Cannas Can Do!
I grew up with tall, orange cannas across one small side of our backyard in College Station. The neighbors in all directions had them. Everybody seemed to have them. We all passed them around. As we needed space, we made new friends and gave them cannas, too. And people are still doing that to this day.
But there are many more varieties of cannas than what you see being passed hand-to-hand, and no one has more than the Horn Canna Farm people in Carnegie, Oklahoma. It’s a small town of less than 2,000 that’s out in the southwest part of the state. The sunrise meets the sunset there with nary a shadow in between, yet to canna lovers, it’s one of the centers of the Universe.
The Horn family used to take a booth at my annual All Texas All Garden Show at the Arlington Convention Center before I sold the show 8 or 9 years ago. Each year they brought a truckload of boxes of plump, vigorous canna roots – dozens of varieties – and by the end of each show they were sold out. I loved visiting with them. Nice people. Great family business of almost 100 years. I thought you might enjoy scrolling through their website.
The Horns are sold out, of course, for 2016, but they’ll be updating the website shortly, and they say some of the old favorite varieties will be coming back. Start making your plans now, while you can see cannas stealing the summer show in your part of the state.

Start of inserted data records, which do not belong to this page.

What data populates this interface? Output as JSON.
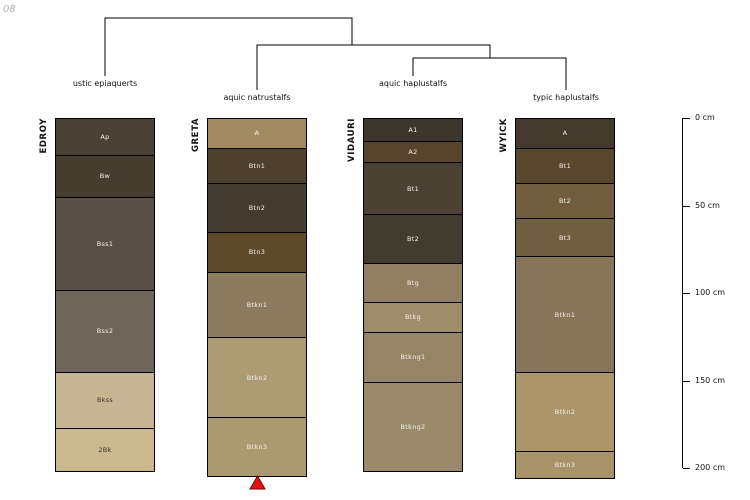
{
  "figure_label": "08",
  "chart_data": {
    "type": "bar",
    "subtype": "soil-profile-horizon-depth-columns-with-dendrogram",
    "title": "",
    "depth_axis": {
      "unit": "cm",
      "min": 0,
      "max": 200,
      "tick_values": [
        0,
        50,
        100,
        150,
        200
      ],
      "tick_labels": [
        "0 cm",
        "50 cm",
        "100 cm",
        "150 cm",
        "200 cm"
      ]
    },
    "dendrogram": {
      "topology": "(EDROY,(GRETA,(VIDAURI,WYICK)))"
    },
    "groups": [
      {
        "label": "ustic epiaquerts"
      },
      {
        "label": "aquic natrustalfs"
      },
      {
        "label": "aquic haplustalfs"
      },
      {
        "label": "typic haplustalfs"
      }
    ],
    "profiles": [
      {
        "name": "EDROY",
        "classification": "ustic epiaquerts",
        "horizons": [
          {
            "label": "Ap",
            "top_cm": 0,
            "bottom_cm": 21,
            "color": "#4a4136",
            "text_color": "#f5f2ec"
          },
          {
            "label": "Bw",
            "top_cm": 21,
            "bottom_cm": 45,
            "color": "#473c30",
            "text_color": "#f5f2ec"
          },
          {
            "label": "Bss1",
            "top_cm": 45,
            "bottom_cm": 98,
            "color": "#585047",
            "text_color": "#f5f2ec"
          },
          {
            "label": "Bss2",
            "top_cm": 98,
            "bottom_cm": 145,
            "color": "#6e655b",
            "text_color": "#f5f2ec"
          },
          {
            "label": "Bkss",
            "top_cm": 145,
            "bottom_cm": 177,
            "color": "#c5b593",
            "text_color": "#3a342a"
          },
          {
            "label": "2Bk",
            "top_cm": 177,
            "bottom_cm": 201,
            "color": "#ccb98d",
            "text_color": "#3a342a"
          }
        ]
      },
      {
        "name": "GRETA",
        "classification": "aquic natrustalfs",
        "horizons": [
          {
            "label": "A",
            "top_cm": 0,
            "bottom_cm": 17,
            "color": "#a28a61",
            "text_color": "#f5f2ec"
          },
          {
            "label": "Btn1",
            "top_cm": 17,
            "bottom_cm": 37,
            "color": "#4d402d",
            "text_color": "#f5f2ec"
          },
          {
            "label": "Btn2",
            "top_cm": 37,
            "bottom_cm": 65,
            "color": "#453c31",
            "text_color": "#f5f2ec"
          },
          {
            "label": "Btn3",
            "top_cm": 65,
            "bottom_cm": 88,
            "color": "#5e492a",
            "text_color": "#f5f2ec"
          },
          {
            "label": "Btkn1",
            "top_cm": 88,
            "bottom_cm": 125,
            "color": "#8c7c5f",
            "text_color": "#f5f2ec"
          },
          {
            "label": "Btkn2",
            "top_cm": 125,
            "bottom_cm": 171,
            "color": "#ad9c73",
            "text_color": "#f5f2ec"
          },
          {
            "label": "Btkn3",
            "top_cm": 171,
            "bottom_cm": 204,
            "color": "#ab9970",
            "text_color": "#f5f2ec"
          }
        ]
      },
      {
        "name": "VIDAURI",
        "classification": "aquic haplustalfs",
        "horizons": [
          {
            "label": "A1",
            "top_cm": 0,
            "bottom_cm": 13,
            "color": "#3d362c",
            "text_color": "#f5f2ec"
          },
          {
            "label": "A2",
            "top_cm": 13,
            "bottom_cm": 25,
            "color": "#58442c",
            "text_color": "#f5f2ec"
          },
          {
            "label": "Bt1",
            "top_cm": 25,
            "bottom_cm": 55,
            "color": "#4b4134",
            "text_color": "#f5f2ec"
          },
          {
            "label": "Bt2",
            "top_cm": 55,
            "bottom_cm": 83,
            "color": "#423b30",
            "text_color": "#f5f2ec"
          },
          {
            "label": "Btg",
            "top_cm": 83,
            "bottom_cm": 105,
            "color": "#907f62",
            "text_color": "#f5f2ec"
          },
          {
            "label": "Btkg",
            "top_cm": 105,
            "bottom_cm": 122,
            "color": "#9d8d6a",
            "text_color": "#f5f2ec"
          },
          {
            "label": "Btkng1",
            "top_cm": 122,
            "bottom_cm": 151,
            "color": "#948567",
            "text_color": "#f5f2ec"
          },
          {
            "label": "Btkng2",
            "top_cm": 151,
            "bottom_cm": 201,
            "color": "#9a8a6b",
            "text_color": "#f5f2ec"
          }
        ]
      },
      {
        "name": "WYICK",
        "classification": "typic haplustalfs",
        "horizons": [
          {
            "label": "A",
            "top_cm": 0,
            "bottom_cm": 17,
            "color": "#433a2d",
            "text_color": "#f5f2ec"
          },
          {
            "label": "Bt1",
            "top_cm": 17,
            "bottom_cm": 37,
            "color": "#59472d",
            "text_color": "#f5f2ec"
          },
          {
            "label": "Bt2",
            "top_cm": 37,
            "bottom_cm": 57,
            "color": "#725e3f",
            "text_color": "#f5f2ec"
          },
          {
            "label": "Bt3",
            "top_cm": 57,
            "bottom_cm": 79,
            "color": "#705e41",
            "text_color": "#f5f2ec"
          },
          {
            "label": "Btkn1",
            "top_cm": 79,
            "bottom_cm": 145,
            "color": "#877559",
            "text_color": "#f5f2ec"
          },
          {
            "label": "Btkn2",
            "top_cm": 145,
            "bottom_cm": 190,
            "color": "#ab9569",
            "text_color": "#f5f2ec"
          },
          {
            "label": "Btkn3",
            "top_cm": 190,
            "bottom_cm": 205,
            "color": "#a89267",
            "text_color": "#f5f2ec"
          }
        ]
      }
    ],
    "marker": {
      "symbol": "triangle-up",
      "color": "#e01212",
      "outline": "#7a0000",
      "below_profile": "GRETA"
    }
  }
}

I noticed on the Horn’s retail order form that the annual Carnegie Canna Festival is the last Saturday in September. For more information on that event, call (580) 654-2121. It sounds like fun.
Success With Cannas
Here’s what it will take for you to be a prize winner with cannas….
• Full sunlight.
• Well-prepared, highly organic garden soil. Your cannas will be growing in the same spots for a good while, so give them the best.
• Choose varieties that grow to the height you want for that space. There are dwarfs that stay 30 to 36 inches tall, all the way up to types that grow to 6 or 7 feet tall while blooming.
• Cannas are very bold-textured, so they’re usually best either grown in clumps or plantings all by themselves, or instead at the backs of your perennial beds.
• Keep cannas watered deeply. High-nitrogen fertilizers that have half or more of that nitrogen in slow-release form will keep them growing vigorously. You want that new growth so you can realize maximum flowering.
• Canna leaf rollers cause the leaves to have rows of holes and flowers that fail to open properly. Apply a systemic insecticide to the soil around the plants in mid-May to limit or prevent their damage.
• Trim off spent flowers by cutting down into the foliage so you won’t see the cut stubs. New flower stems will be produced, keeping the plants colorful spring until fall.
• Cannas’ foliage will die to the ground with the first killing freeze in mid-fall. Give it a couple of days to shrivel and turn brown, then remove it to tidy the beds.
• If you want to dig and divide your cannas, do so either after that first freeze, or perhaps better yet, just before new growth begins (mid-February in South Texas, early March in North Texas).